Monday, October 30, 2006
Sadness overwhelming.
Yes I got it off my chest. I got it out. I said it out. Does it help? LOL NO!
Sometimes I just have to learn to live with sorrow... You noe this has been a very very disturbing year.. Everything went so... Not right. I totally hope to restart everything and start all over. I promise I will not go the same path. I promise I will not try so hard. I promise to change. I promise to be better.
My shattered universe now seriously needs a lot of repair. Time does not heal anything (trust me). Cuz it only makes me feel even worse when I try not think about it. I have nothing to tink abt for now... Can't you see? HAIX... nvm
The only thing I wanna say is I regret wad has happened this year.

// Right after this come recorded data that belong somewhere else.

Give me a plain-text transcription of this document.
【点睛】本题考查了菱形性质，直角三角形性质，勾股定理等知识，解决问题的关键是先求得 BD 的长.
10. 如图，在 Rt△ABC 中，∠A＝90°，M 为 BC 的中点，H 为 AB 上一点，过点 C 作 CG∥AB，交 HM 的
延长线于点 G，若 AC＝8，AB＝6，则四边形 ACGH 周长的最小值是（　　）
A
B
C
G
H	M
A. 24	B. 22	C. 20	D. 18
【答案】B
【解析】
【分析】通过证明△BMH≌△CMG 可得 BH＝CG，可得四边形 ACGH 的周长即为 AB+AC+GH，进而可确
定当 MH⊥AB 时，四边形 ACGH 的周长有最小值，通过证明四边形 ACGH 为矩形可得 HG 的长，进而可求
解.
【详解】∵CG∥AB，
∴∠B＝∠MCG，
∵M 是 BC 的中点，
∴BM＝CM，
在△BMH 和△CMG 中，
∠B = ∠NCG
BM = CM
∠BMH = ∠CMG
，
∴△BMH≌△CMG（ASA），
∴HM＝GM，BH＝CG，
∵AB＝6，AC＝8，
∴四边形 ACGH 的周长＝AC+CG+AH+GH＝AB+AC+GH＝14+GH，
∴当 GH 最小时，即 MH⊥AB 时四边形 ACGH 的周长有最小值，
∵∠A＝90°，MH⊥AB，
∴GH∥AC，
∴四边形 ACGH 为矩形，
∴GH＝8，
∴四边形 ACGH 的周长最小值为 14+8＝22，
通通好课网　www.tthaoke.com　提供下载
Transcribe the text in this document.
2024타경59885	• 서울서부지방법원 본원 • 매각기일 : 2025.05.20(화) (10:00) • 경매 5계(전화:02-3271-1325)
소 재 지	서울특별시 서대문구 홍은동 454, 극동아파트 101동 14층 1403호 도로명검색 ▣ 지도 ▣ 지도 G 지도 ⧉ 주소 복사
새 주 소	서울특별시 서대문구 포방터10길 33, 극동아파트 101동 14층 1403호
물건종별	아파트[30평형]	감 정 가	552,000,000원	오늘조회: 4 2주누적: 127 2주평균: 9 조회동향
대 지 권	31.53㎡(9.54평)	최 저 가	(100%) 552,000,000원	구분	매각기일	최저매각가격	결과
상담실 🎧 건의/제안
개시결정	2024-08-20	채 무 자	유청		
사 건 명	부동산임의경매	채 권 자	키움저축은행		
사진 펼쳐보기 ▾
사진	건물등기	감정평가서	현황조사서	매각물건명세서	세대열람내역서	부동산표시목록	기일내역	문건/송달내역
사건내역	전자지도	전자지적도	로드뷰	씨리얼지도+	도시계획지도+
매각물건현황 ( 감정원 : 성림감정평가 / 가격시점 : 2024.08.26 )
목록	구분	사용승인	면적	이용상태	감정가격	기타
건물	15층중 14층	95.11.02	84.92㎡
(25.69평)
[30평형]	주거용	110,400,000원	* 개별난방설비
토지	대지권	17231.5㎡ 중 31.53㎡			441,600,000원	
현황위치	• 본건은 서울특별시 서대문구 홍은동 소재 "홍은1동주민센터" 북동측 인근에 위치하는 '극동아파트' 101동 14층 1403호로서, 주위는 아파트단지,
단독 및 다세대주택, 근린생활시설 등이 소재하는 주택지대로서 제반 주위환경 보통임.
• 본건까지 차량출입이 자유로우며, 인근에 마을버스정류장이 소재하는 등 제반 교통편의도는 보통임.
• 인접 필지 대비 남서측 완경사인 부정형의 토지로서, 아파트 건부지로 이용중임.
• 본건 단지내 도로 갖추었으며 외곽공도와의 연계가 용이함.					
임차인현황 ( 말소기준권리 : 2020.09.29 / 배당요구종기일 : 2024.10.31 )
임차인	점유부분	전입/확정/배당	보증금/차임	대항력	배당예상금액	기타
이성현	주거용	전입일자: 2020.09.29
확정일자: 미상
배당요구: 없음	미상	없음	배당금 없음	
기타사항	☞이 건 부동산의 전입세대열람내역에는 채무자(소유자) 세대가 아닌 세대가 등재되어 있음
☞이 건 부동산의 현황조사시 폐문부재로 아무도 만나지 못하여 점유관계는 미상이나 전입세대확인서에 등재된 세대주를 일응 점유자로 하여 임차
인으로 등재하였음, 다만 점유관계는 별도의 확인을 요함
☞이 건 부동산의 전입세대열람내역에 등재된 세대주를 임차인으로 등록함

Totally. All I want to say that this time it's real. No I am not e casa u all might think I am. I am not one who would like everyone I come into contact wif. No I am not like this. This time THIS IS REAL. You never knew how long this hs lasted. I have given myself dellusions this past year, and try not to show this. But it's these dellusions that totally killed me. I hate the choice I made...
Tears will not come rolling down my cheek. I will not cry. tears have dried long before it reaches my eyes. My mind is now like going through this drought, dry and painful, unsure of the future that lies before me. No water will pass through here untouched. Tears especially. The only thing I will do is to let the depression and sadness consume me. Like the rebirth of a pheonix, I will, or rather I will try to, get back to normalcy soon.
Since you have made your choice I will not bother u abt it anymore... At least now I see a fuller picture and know better. I understand now... I need to know... So this is the end?
失意者,只能与凄凉为伍
When everything comes tumbling upon you, it's not the weight that kills, it's the effort to restore it that does.